U kunt een onderbrekingspunt activeren en deactiveren door Actief te selecteren in het contextmenu. Wanneer een onderbrekingspunt is gedeactiveerd, zal het de uitvoering van het programma niet onderbreken.

Selecteer Eigenschappen in het contextmenu of selecteer Onderbrekingspunten beheren in het contextmenu van de onderbrekingspunt-kolom om het dialoogvenster Onderbrekingspunten beheren te openen waar u andere opties kunt definiëren:

In de keuzelijst staan alle onderbrekingspunten met het overeenkomstige regelnummer in het programma. Met behulp van het keuzevakje Actief kunt u aangeven of het onderbrekingspunt actief moet blijven of niet.

In het veld Doorloop kunt u definiëren hoeveel keer het onderbrekingspunt mag worden gepasseerd vóór het programma wordt onderbroken.
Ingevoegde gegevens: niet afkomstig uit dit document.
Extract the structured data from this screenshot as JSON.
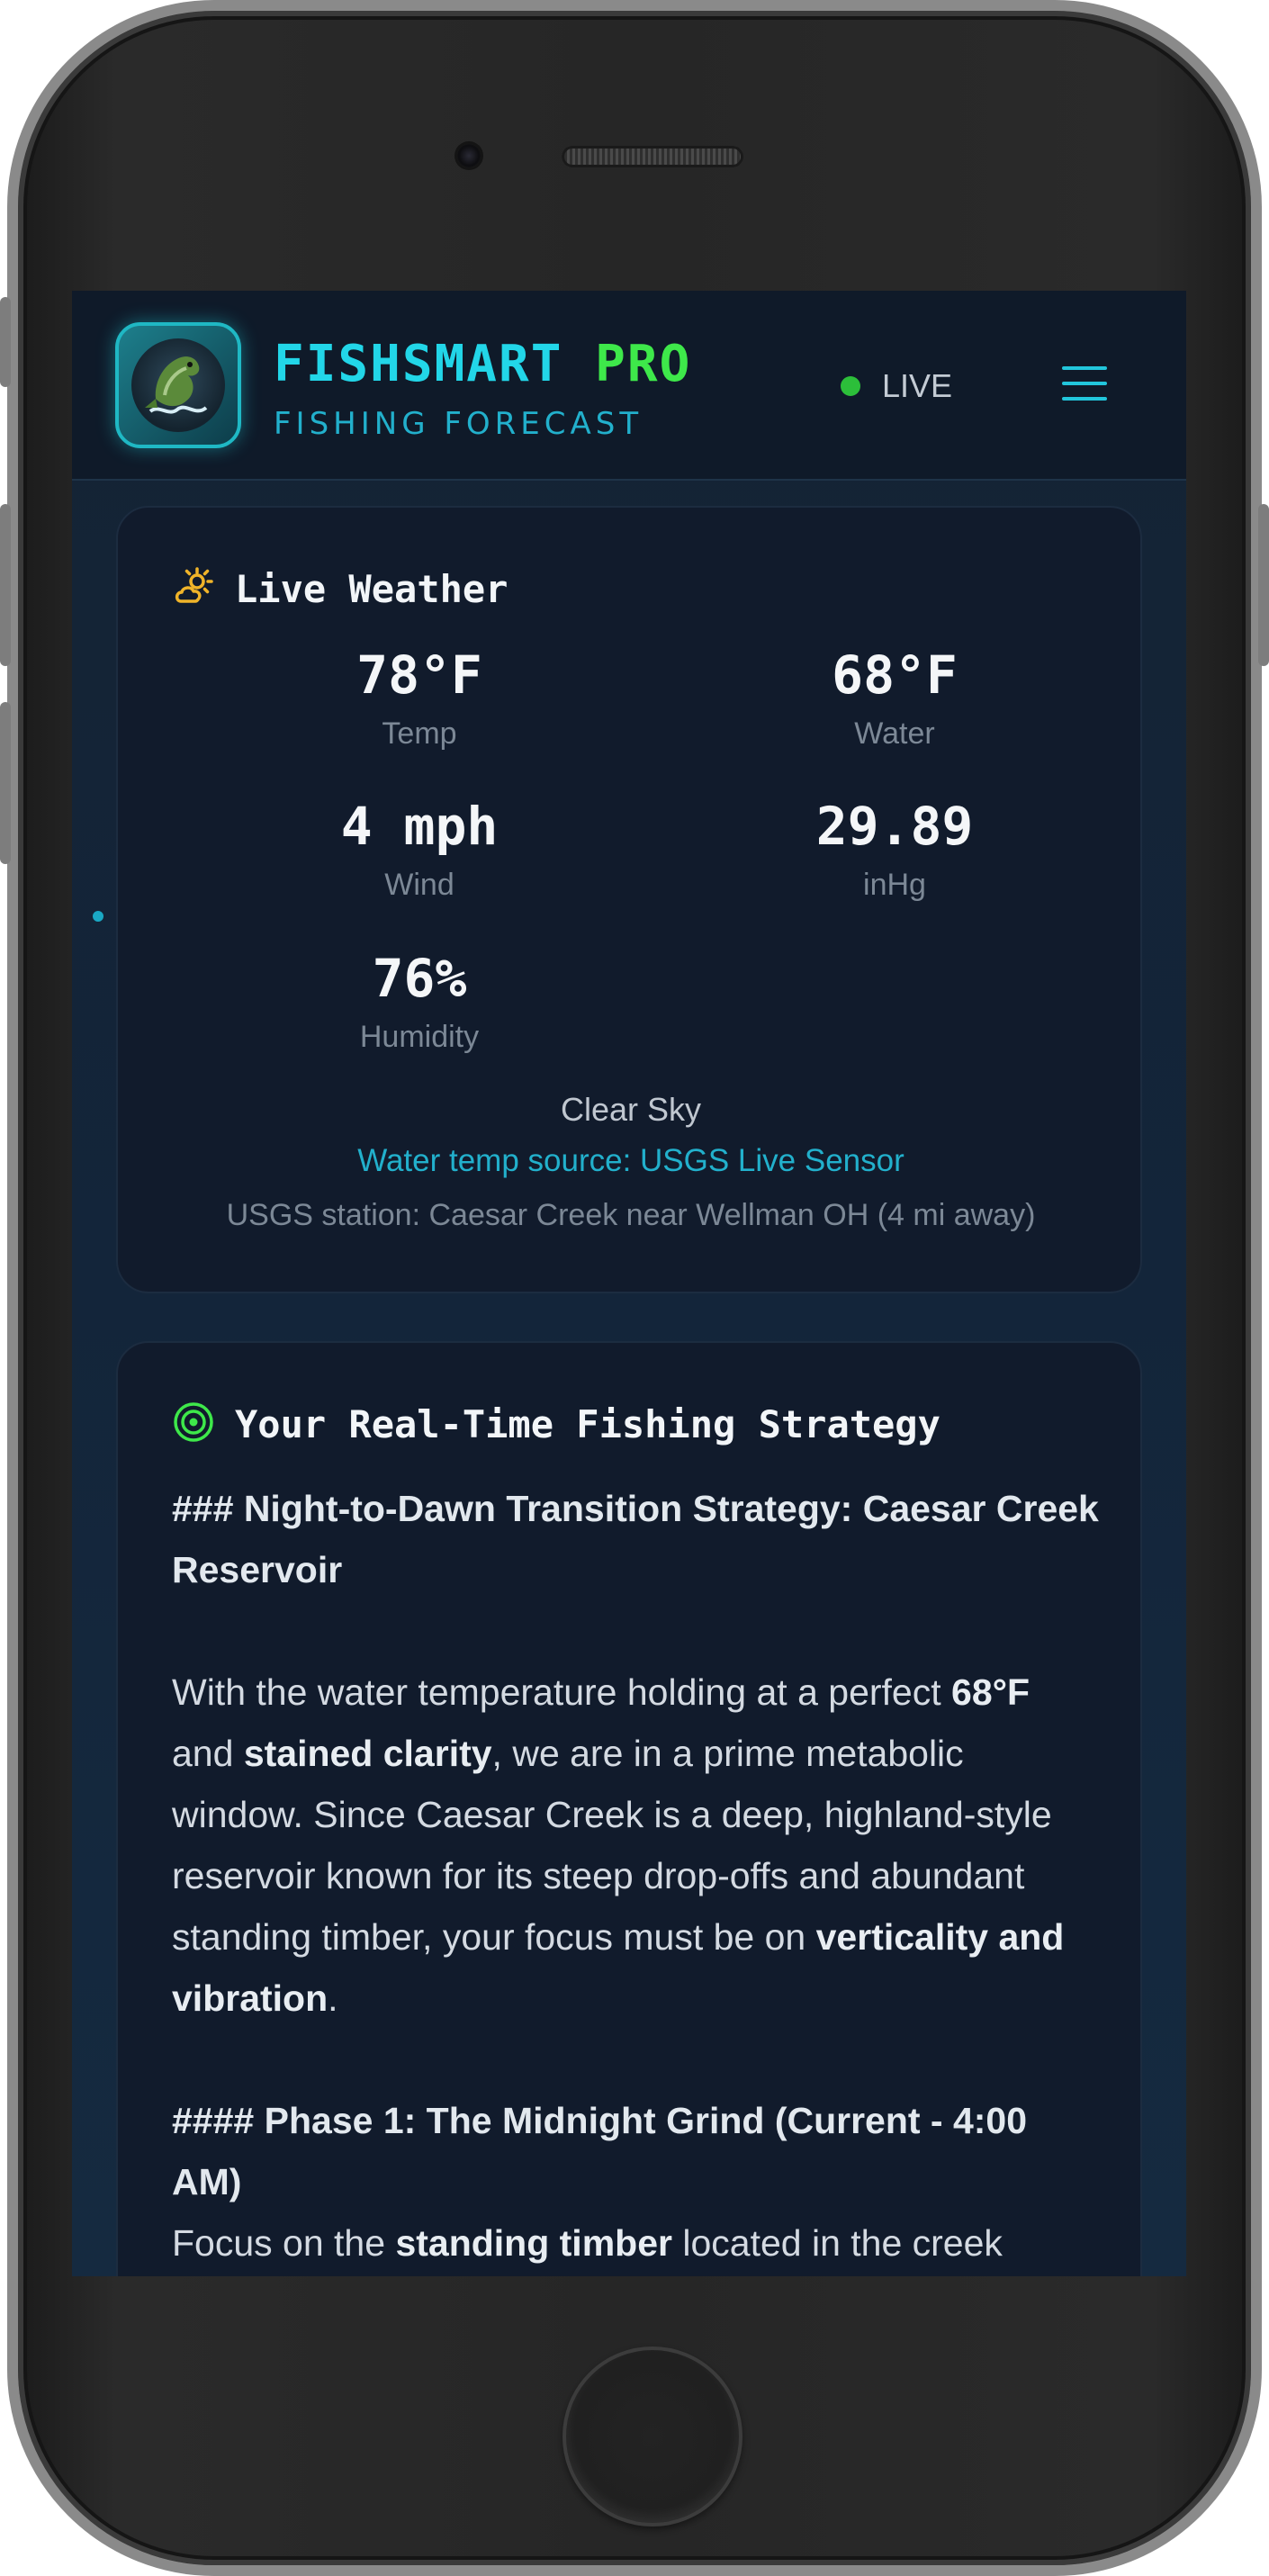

Als u 0 (de standaardinstelling) kiest, zal het programma altijd worden onderbroken zodra een onderbrekingspunt wordt bereikt.

Klik op Verwijderen om het onderbrekingspunt uit het programma te verwijderen.

Het Gedrag van Variabelen Bekijken

U kunt de waarden van een variabele controleren door deze aan het venster Controle toe te voegen. Als u een variabele aan de lijst van gecontroleerde variabelen wilt toevoege, typt u de variabelenaame in het tekstvak Controle en drukt u op Enter.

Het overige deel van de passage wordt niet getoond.